A Força da Amizade e o Poder da Música
A relação entre Elton John e Bernie Taupin, seu letrista e amigo de longa data, sustenta uma das colunas mais humanas do filme. Apesar de o roteiro explorar essa conexão com certa superficialidade, a presença de Bernie como ponto de equilíbrio emocional é vital. É por meio dessa amizade que Elton encontra apoio para enfrentar seus traumas e redescobrir seu valor.
A música, como extensão dessa amizade, funciona como uma ponte para a cura. Canções como “Your Song” e “I’m Still Standing” não são apenas sucessos — tornam-se capítulos da jornada de superação, marcos de uma identidade reconstruída. A arte, nesse contexto, surge como ferramenta de resistência e celebração.
Entre o Brilho e a Dor: Uma História de Reconciliação
Rocketman não esconde as feridas, mas também não se permite afundar nelas. Ao final, o musical conduz o espectador a uma catarse de aceitação, com Elton assumindo publicamente suas fragilidades e conquistas. O tom de reconciliação se reflete na escolha de encerrar com “(I’m Gonna) Love Me Again”, reafirmando que a maior vitória é o amor-próprio.
A escolha por uma estética vibrante, com figurinos extravagantes e sequências oníricas, é mais do que um estilo: é uma afirmação. Elton John não apenas sobreviveu ao estrelato — ele reivindicou sua história e a contou com todas as suas cores. O resultado é um filme que abraça o kitsch, mas se mantém profundamente humano.
Um Ícone Queer no Palco Global
Lançado em um período onde cinebiografias musicais ganhavam novo fôlego, Rocketman se destaca por não diluir os elementos queer da trajetória de Elton John. Ao contrário de outros títulos que suavizam complexidades para agradar o mercado, o filme celebra a diversidade e contribui para ampliar a visibilidade LGBTQ+ nas telas.
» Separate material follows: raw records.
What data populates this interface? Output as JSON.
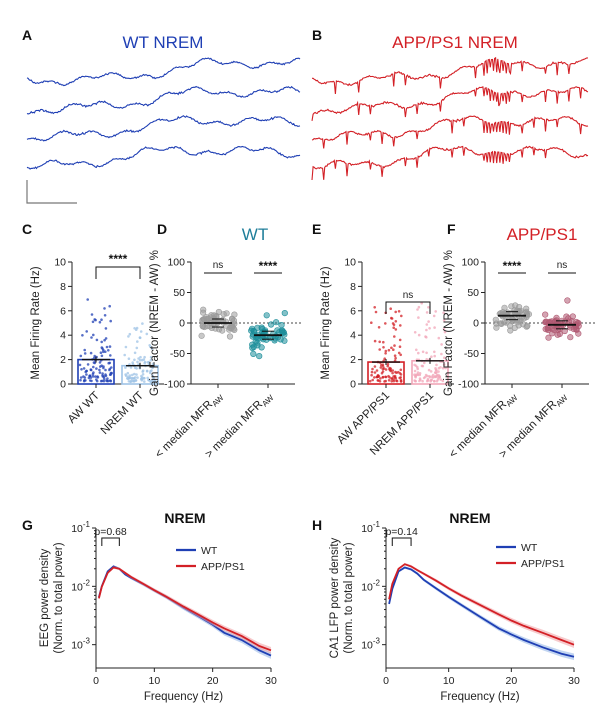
{
  "colors": {
    "wt": "#1f3fb4",
    "app": "#d32026",
    "wt_light": "#9fc3e6",
    "app_light": "#f2a6b8",
    "teal": "#1d8e9a",
    "gray_dot": "#9a9a9a",
    "mauve": "#b05a72",
    "axis": "#222222"
  },
  "panels": {
    "A": {
      "label": "A",
      "title": "WT NREM",
      "traces": 4
    },
    "B": {
      "label": "B",
      "title": "APP/PS1 NREM",
      "traces": 4
    },
    "C": {
      "label": "C"
    },
    "D": {
      "label": "D",
      "title": "WT"
    },
    "E": {
      "label": "E"
    },
    "F": {
      "label": "F",
      "title": "APP/PS1"
    },
    "G": {
      "label": "G",
      "title": "NREM"
    },
    "H": {
      "label": "H",
      "title": "NREM"
    }
  },
  "chart_data": [
    {
      "id": "C",
      "type": "bar",
      "ylabel": "Mean Firing Rate (Hz)",
      "ylim": [
        0,
        10
      ],
      "yticks": [
        "0",
        "2",
        "4",
        "6",
        "8",
        "10"
      ],
      "categories": [
        "AW WT",
        "NREM WT"
      ],
      "values": [
        2.0,
        1.5
      ],
      "significance": "****"
    },
    {
      "id": "D",
      "type": "scatter",
      "title": "WT",
      "ylabel": "Gain Factor (NREM - AW) %",
      "ylim": [
        -100,
        100
      ],
      "yticks": [
        "-100",
        "-50",
        "0",
        "50",
        "100"
      ],
      "categories": [
        "< median MFR",
        "> median MFR"
      ],
      "category_subscript": "AW",
      "medians": [
        0,
        -20
      ],
      "significance": [
        "ns",
        "****"
      ],
      "reference_line": 0
    },
    {
      "id": "E",
      "type": "bar",
      "ylabel": "Mean Firing Rate (Hz)",
      "ylim": [
        0,
        10
      ],
      "yticks": [
        "0",
        "2",
        "4",
        "6",
        "8",
        "10"
      ],
      "categories": [
        "AW APP/PS1",
        "NREM APP/PS1"
      ],
      "values": [
        1.8,
        1.9
      ],
      "significance": "ns"
    },
    {
      "id": "F",
      "type": "scatter",
      "title": "APP/PS1",
      "ylabel": "Gain Factor (NREM - AW) %",
      "ylim": [
        -100,
        100
      ],
      "yticks": [
        "-100",
        "-50",
        "0",
        "50",
        "100"
      ],
      "categories": [
        "< median MFR",
        "> median MFR"
      ],
      "category_subscript": "AW",
      "medians": [
        12,
        -3
      ],
      "significance": [
        "****",
        "ns"
      ],
      "reference_line": 0
    },
    {
      "id": "G",
      "type": "line",
      "title": "NREM",
      "xlabel": "Frequency (Hz)",
      "ylabel": "EEG power density",
      "ylabel2": "(Norm. to total power)",
      "xlim": [
        0,
        30
      ],
      "xticks": [
        "0",
        "10",
        "20",
        "30"
      ],
      "ylim_log10": [
        -3.4,
        -1
      ],
      "yticks": [
        "10-3",
        "10-2",
        "10-1"
      ],
      "pvalue": "p=0.68",
      "legend": [
        "WT",
        "APP/PS1"
      ],
      "x": [
        0.5,
        1,
        2,
        3,
        4,
        5,
        6,
        8,
        10,
        12,
        15,
        18,
        20,
        22,
        25,
        28,
        30
      ],
      "series": [
        {
          "name": "WT",
          "values": [
            0.0065,
            0.01,
            0.018,
            0.022,
            0.02,
            0.016,
            0.014,
            0.011,
            0.0085,
            0.0066,
            0.0043,
            0.0029,
            0.0022,
            0.0016,
            0.0012,
            0.0008,
            0.00065
          ]
        },
        {
          "name": "APP/PS1",
          "values": [
            0.0062,
            0.0098,
            0.017,
            0.021,
            0.02,
            0.017,
            0.0145,
            0.0112,
            0.0086,
            0.0067,
            0.0045,
            0.0031,
            0.0024,
            0.0019,
            0.0014,
            0.00095,
            0.0008
          ]
        }
      ]
    },
    {
      "id": "H",
      "type": "line",
      "title": "NREM",
      "xlabel": "Frequency (Hz)",
      "ylabel": "CA1 LFP power density",
      "ylabel2": "(Norm. to total power)",
      "xlim": [
        0,
        30
      ],
      "xticks": [
        "0",
        "10",
        "20",
        "30"
      ],
      "ylim_log10": [
        -3.4,
        -1
      ],
      "yticks": [
        "10-3",
        "10-2",
        "10-1"
      ],
      "pvalue": "p=0.14",
      "legend": [
        "WT",
        "APP/PS1"
      ],
      "x": [
        0.5,
        1,
        2,
        3,
        4,
        5,
        6,
        8,
        10,
        12,
        15,
        18,
        20,
        22,
        25,
        28,
        30
      ],
      "series": [
        {
          "name": "WT",
          "values": [
            0.005,
            0.009,
            0.018,
            0.021,
            0.0195,
            0.0165,
            0.013,
            0.0092,
            0.0066,
            0.0048,
            0.003,
            0.0019,
            0.0015,
            0.0012,
            0.0009,
            0.0007,
            0.00062
          ]
        },
        {
          "name": "APP/PS1",
          "values": [
            0.006,
            0.011,
            0.02,
            0.024,
            0.022,
            0.019,
            0.0165,
            0.0125,
            0.0092,
            0.007,
            0.0048,
            0.0033,
            0.0026,
            0.0021,
            0.0016,
            0.0012,
            0.001
          ]
        }
      ]
    }
  ]
}
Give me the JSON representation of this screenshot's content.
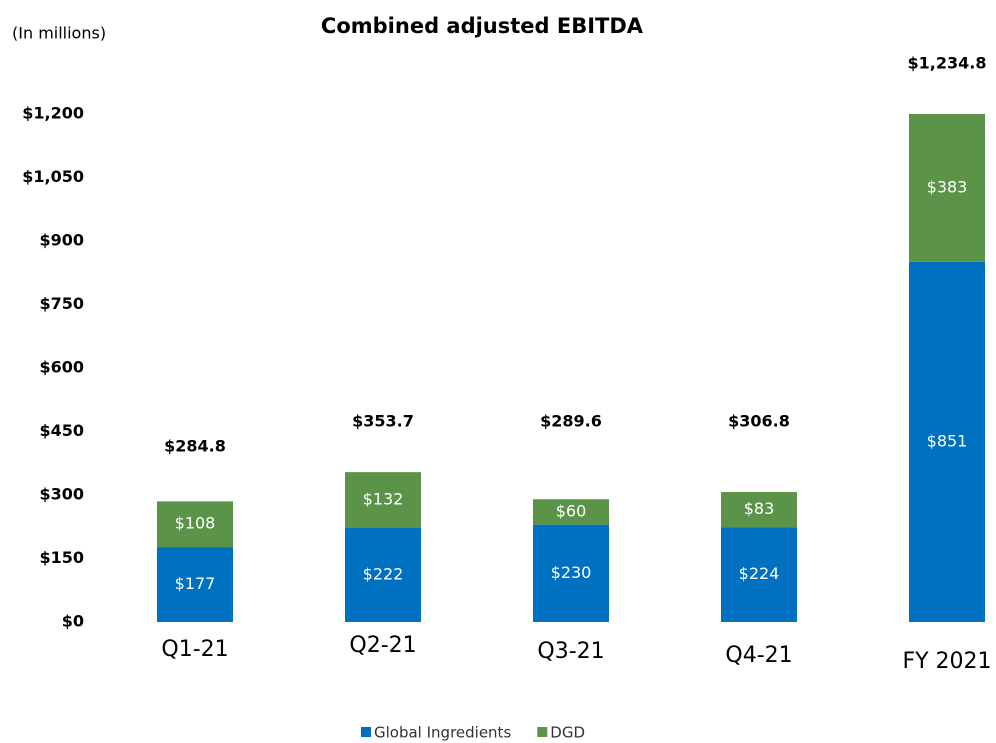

Essa honestidade reverbera para além do entretenimento, tocando questões sociais e culturais sobre pertencimento, saúde mental e combate ao preconceito. Ao tornar visível o que tantas vezes foi silenciado, Rocketman reafirma que a arte pode ser um ato político e uma ponte para sociedades mais inclusivas. E, como Elton John nos lembra, sempre é tempo de se amar de novo.